O poder judicial constitui um dos pilares do Estado democrático. Todos os pilares são independentes uns dos outros. Até aqui não há qualquer dúvida.
Primeiro facto estranho: a participação num evento do partido do poder da procuradora-geral adjunta e directora do Departamento Central de Investigação e Acção Penal, Cândida Almeida, por muitos tida como futura Procuradora-Geral da República.
Segundo facto estranho: a dra. Cândida Almeida foi afirmar na Universidade de Verão do PSD, “olhos nos olhos” que a corrupção em Portugal é “residual” apesar da “percepção” contrária existente, até de organizações internacionais que tratam daquele fenómeno.

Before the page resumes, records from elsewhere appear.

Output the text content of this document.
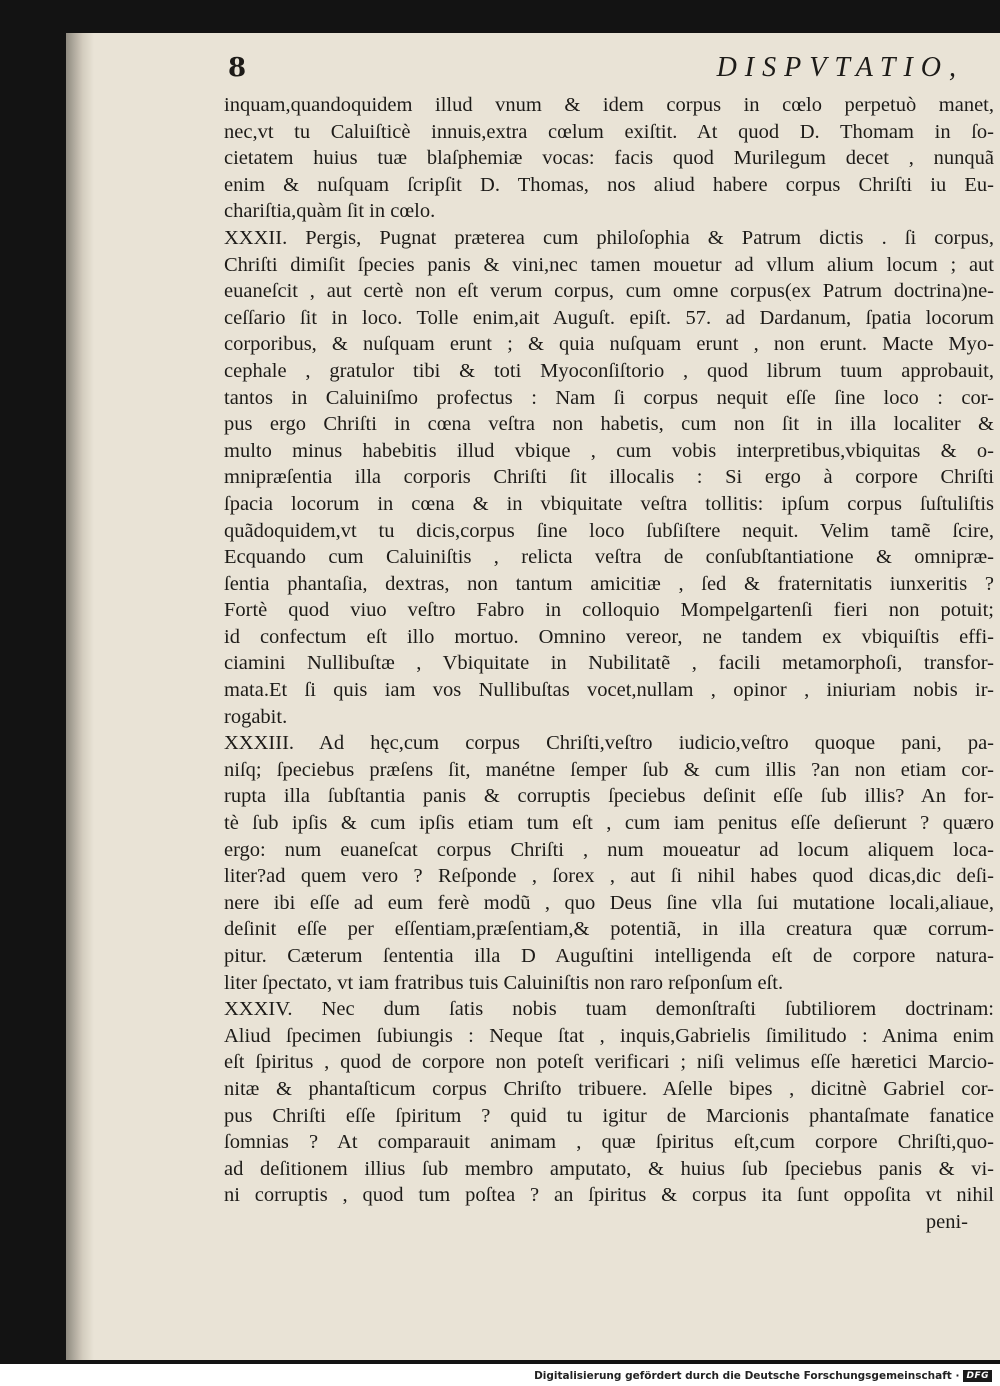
8	DISPVTATIO,
inquam,quandoquidem illud vnum & idem corpus in cœlo perpetuò manet,
nec,vt tu Caluiſticè innuis,extra cœlum exiſtit. At quod D. Thomam in ſo-
cietatem huius tuæ blaſphemiæ vocas: facis quod Murilegum decet , nunquã
enim & nuſquam ſcripſit D. Thomas, nos aliud habere corpus Chriſti iu Eu-
chariſtia,quàm ſit in cœlo.
XXXII. Pergis, Pugnat præterea cum philoſophia & Patrum dictis . ſi corpus,
Chriſti dimiſit ſpecies panis & vini,nec tamen mouetur ad vllum alium locum ; aut
euaneſcit , aut certè non eſt verum corpus, cum omne corpus(ex Patrum doctrina)ne-
ceſſario ſit in loco. Tolle enim,ait Auguſt. epiſt. 57. ad Dardanum, ſpatia locorum
corporibus, & nuſquam erunt ; & quia nuſquam erunt , non erunt. Macte Myo-
cephale , gratulor tibi & toti Myoconſiſtorio , quod librum tuum approbauit,
tantos in Caluiniſmo profectus : Nam ſi corpus nequit eſſe ſine loco : cor-
pus ergo Chriſti in cœna veſtra non habetis, cum non ſit in illa localiter &
multo minus habebitis illud vbique , cum vobis interpretibus,vbiquitas & o-
mnipræſentia illa corporis Chriſti ſit illocalis : Si ergo à corpore Chriſti
ſpacia locorum in cœna & in vbiquitate veſtra tollitis: ipſum corpus ſuſtuliſtis
quãdoquidem,vt tu dicis,corpus ſine loco ſubſiſtere nequit. Velim tamẽ ſcire,
Ecquando cum Caluiniſtis , relicta veſtra de conſubſtantiatione & omnipræ-
ſentia phantaſia, dextras, non tantum amicitiæ , ſed & fraternitatis iunxeritis ?
Fortè quod viuo veſtro Fabro in colloquio Mompelgartenſi fieri non potuit;
id confectum eſt illo mortuo. Omnino vereor, ne tandem ex vbiquiſtis effi-
ciamini Nullibuſtæ , Vbiquitate in Nubilitatẽ , facili metamorphoſi, transfor-
mata.Et ſi quis iam vos Nullibuſtas vocet,nullam , opinor , iniuriam nobis ir-
rogabit.
XXXIII. Ad hęc,cum corpus Chriſti,veſtro iudicio,veſtro quoque pani, pa-
niſq; ſpeciebus præſens ſit, manétne ſemper ſub & cum illis ?an non etiam cor-
rupta illa ſubſtantia panis & corruptis ſpeciebus deſinit eſſe ſub illis? An for-
tè ſub ipſis & cum ipſis etiam tum eſt , cum iam penitus eſſe deſierunt ? quæro
ergo: num euaneſcat corpus Chriſti , num moueatur ad locum aliquem loca-
liter?ad quem vero ? Reſponde , ſorex , aut ſi nihil habes quod dicas,dic deſi-
nere ibi eſſe ad eum ferè modũ , quo Deus ſine vlla ſui mutatione locali,aliaue,
deſinit eſſe per eſſentiam,præſentiam,& potentiã, in illa creatura quæ corrum-
pitur. Cæterum ſententia illa D Auguſtini intelligenda eſt de corpore natura-
liter ſpectato, vt iam fratribus tuis Caluiniſtis non raro reſponſum eſt.
XXXIV. Nec dum ſatis nobis tuam demonſtraſti ſubtiliorem doctrinam:
Aliud ſpecimen ſubiungis : Neque ſtat , inquis,Gabrielis ſimilitudo : Anima enim
eſt ſpiritus , quod de corpore non poteſt verificari ; niſi velimus eſſe hæretici Marcio-
nitæ & phantaſticum corpus Chriſto tribuere. Aſelle bipes , dicitnè Gabriel cor-
pus Chriſti eſſe ſpiritum ? quid tu igitur de Marcionis phantaſmate fanatice
ſomnias ? At comparauit animam , quæ ſpiritus eſt,cum corpore Chriſti,quo-
ad deſitionem illius ſub membro amputato, & huius ſub ſpeciebus panis & vi-
ni corruptis , quod tum poſtea ? an ſpiritus & corpus ita ſunt oppoſita vt nihil
peni-
Digitalisierung gefördert durch die Deutsche Forschungsgemeinschaft · DFG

Tudo isto soa bem nos ouvidos dos detentores de cargos políticos, muitos dos principais alvos de suspeita de corrupção, mas para o cidadão comum, farto de saber a realidade que o rodeia, soa a falso. Não é pelo facto de muitas acusações de corrupção não serem provadas em tribunal que deixam de existir.
A dra. Cândida Almeida, como jurista e magistrada referiu-se, de facto, “a uma definição jurídica de corrupção, precisa e específica, estreita e formal, daquelas que vêm nos códigos penais, e não à corrupção como a entendemos na linguagem de todos os dias, em português, nas conversas, nas discussões, na actividade política”. E é esta que conta e que faz a realidade do nosso dia-a-dia.

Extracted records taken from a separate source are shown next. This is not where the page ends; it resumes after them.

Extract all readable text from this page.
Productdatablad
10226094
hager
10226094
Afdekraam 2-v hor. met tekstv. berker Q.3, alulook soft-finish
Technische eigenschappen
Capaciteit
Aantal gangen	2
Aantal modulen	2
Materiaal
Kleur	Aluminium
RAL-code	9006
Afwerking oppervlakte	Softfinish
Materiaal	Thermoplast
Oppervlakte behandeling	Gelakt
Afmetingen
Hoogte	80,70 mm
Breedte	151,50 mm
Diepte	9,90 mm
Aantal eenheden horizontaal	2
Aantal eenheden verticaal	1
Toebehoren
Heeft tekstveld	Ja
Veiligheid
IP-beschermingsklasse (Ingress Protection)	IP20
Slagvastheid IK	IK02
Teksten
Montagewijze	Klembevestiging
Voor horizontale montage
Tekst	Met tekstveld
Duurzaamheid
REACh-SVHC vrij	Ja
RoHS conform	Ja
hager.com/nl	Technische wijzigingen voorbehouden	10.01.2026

Como muito bem afirma hoje no ‘Público’ o jornalista José Vítor Malheiros (*), “a acepção judiciária em que Cândida Almeida usa a palavra (…) não é a acepção comum, que define corrupção de forma mais ampla, como desonestidade, como falta de integridade, como imoralidade, como roubo, como desvio e não apenas como um acto mas como uma cultura. A corrupção que eu e muitos outros sentimos (sim, uma percepção) no "arco do poder" em certos casos nem sequer é ilegal. É o caso dos deputados que são ao mesmo tempo advogados e consultores dos mais variados interesses, que foram eleitos pelo povo para defender a causa pública e que estão no Parlamento para defender interesses privados. Legal. Mas corrupção. É a corrupção da democracia. É o caso dos políticos que no Governo fazem favores às empresas que depois os compensam da sua lealdade contratando-os quando saem do Governo. Legal. Mas corrupção. Ou melhor: percepção de corrupção. É o caso das obras inúteis ou dos empréstimos contraídos a juros agiotas para benefício de construtoras e bancos em prejuízo do erário público. É o caso da venda a preço de saldo de empresas públicas para benefício das empresas compradoras. É difícil de provar que haja intenção de obter benefício próprio e dos amigos? Pode tratar-se de uma opção ideológica? Pode. Há de facto uma opção ideológica que consiste em roubar o Estado, distribuir as riquezas roubadas pelos amigos mais ricos e tentar reduzir os mais pobres à inanição e à passividade. Mas o verdadeiro nome disto é corrupção. Ainda que o PSD, o CDS e uma parte do PS nos andem a tentar convencer que isso se chama política. Não chama. A política é a generosidade da polis, da coisa pública. Esta gestão de fortunas que o Governo faz chama-se (desculpe, Cândida Almeida) corrupção. E existe.”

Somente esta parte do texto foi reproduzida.